I was talking to a university student this morning about why more people don't turn out for peaceful protests against the Bush administration's policies and the War in Iraq. She brought up an interesting point that should be considered by those organizations involved in conceiving these events. Over half of the people in our coutnry are middle class or lower class. They can't AFFORD to leave work in order to attend a protest for risk of losing their jobs should they do so. As a result, the current protest population is composed largely of upper-class whites.
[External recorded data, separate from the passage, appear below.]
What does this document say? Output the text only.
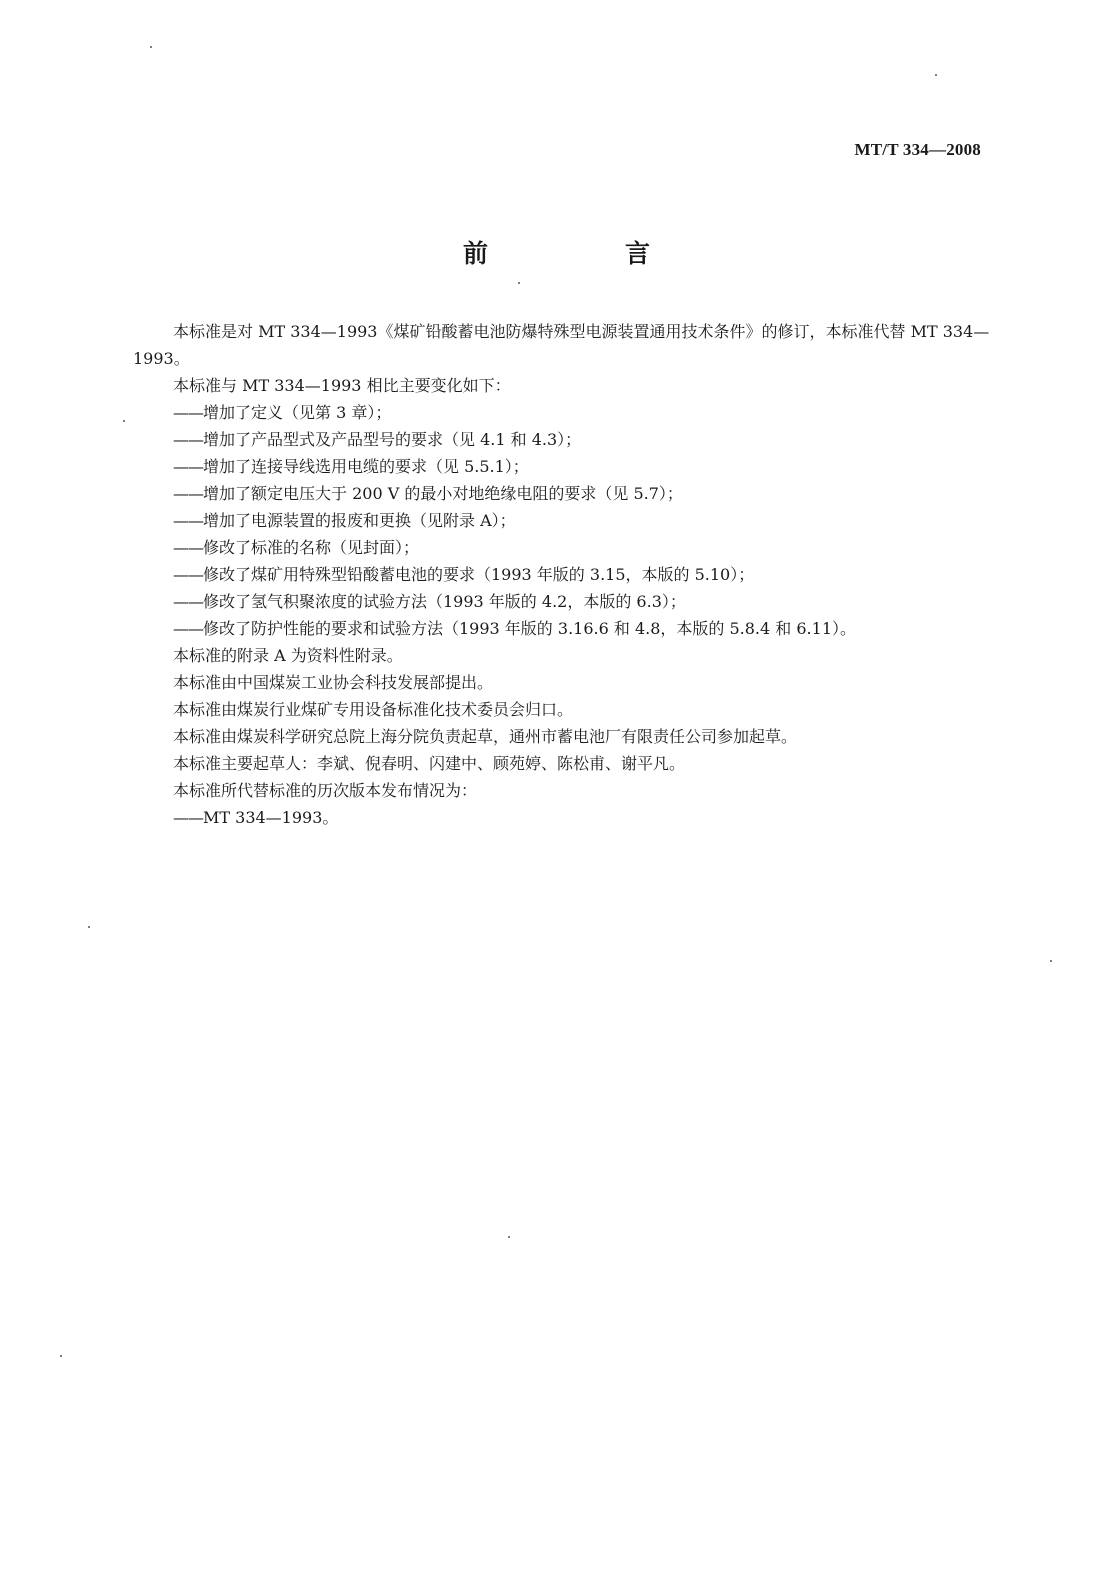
MT/T 334—2008
前　言

本标准是对 MT 334—1993《煤矿铅酸蓄电池防爆特殊型电源装置通用技术条件》的修订，本标准代替 MT 334—1993。

本标准与 MT 334—1993 相比主要变化如下：

——增加了定义（见第 3 章）；

——增加了产品型式及产品型号的要求（见 4.1 和 4.3）；

——增加了连接导线选用电缆的要求（见 5.5.1）；

——增加了额定电压大于 200 V 的最小对地绝缘电阻的要求（见 5.7）；

——增加了电源装置的报废和更换（见附录 A）；

——修改了标准的名称（见封面）；

——修改了煤矿用特殊型铅酸蓄电池的要求（1993 年版的 3.15，本版的 5.10）；

——修改了氢气积聚浓度的试验方法（1993 年版的 4.2，本版的 6.3）；

——修改了防护性能的要求和试验方法（1993 年版的 3.16.6 和 4.8，本版的 5.8.4 和 6.11）。

本标准的附录 A 为资料性附录。

本标准由中国煤炭工业协会科技发展部提出。

本标准由煤炭行业煤矿专用设备标准化技术委员会归口。

本标准由煤炭科学研究总院上海分院负责起草，通州市蓄电池厂有限责任公司参加起草。

本标准主要起草人：李斌、倪春明、闪建中、顾苑婷、陈松甫、谢平凡。

本标准所代替标准的历次版本发布情况为：

——MT 334—1993。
The protests organized for today have asked people to "stand down" and leave their jobs in order to attend an event. My suggestion to progessive organizations who are frustrated by low turnout: In planning your events, think "inclusive". How do you help those who WANT to particpate do so, given the fact that many of them are near the poverty level and cannot just "take off from work" any time they like. More candle-light vigils perhaps? More weekend protests? Or perhaps a whole NEW kind of protest devised specifically to ENCOURAGE the inclusion of these Americans?
Progressive organizations are doing a fairly good job of talking about the problems of the middle class and the poor. But they have been sorely lacking in policies and actions to help them. The middle and lower classes of this country have traditionally been the base of progressive organizations. But, due to neglect, they have become disinfranchised.
Thanks to the policies of the Bush regime, more middle class Americans are falling into the lower class, while the divide between the wealthy and the middle class is widening at an alarming rate. Progressive organizations must both address these concerns in their policies and find ways to help these forgotten citizens become engaged in the progressive movement. If they can find a way to do so, their efforts will be rewarded significantly.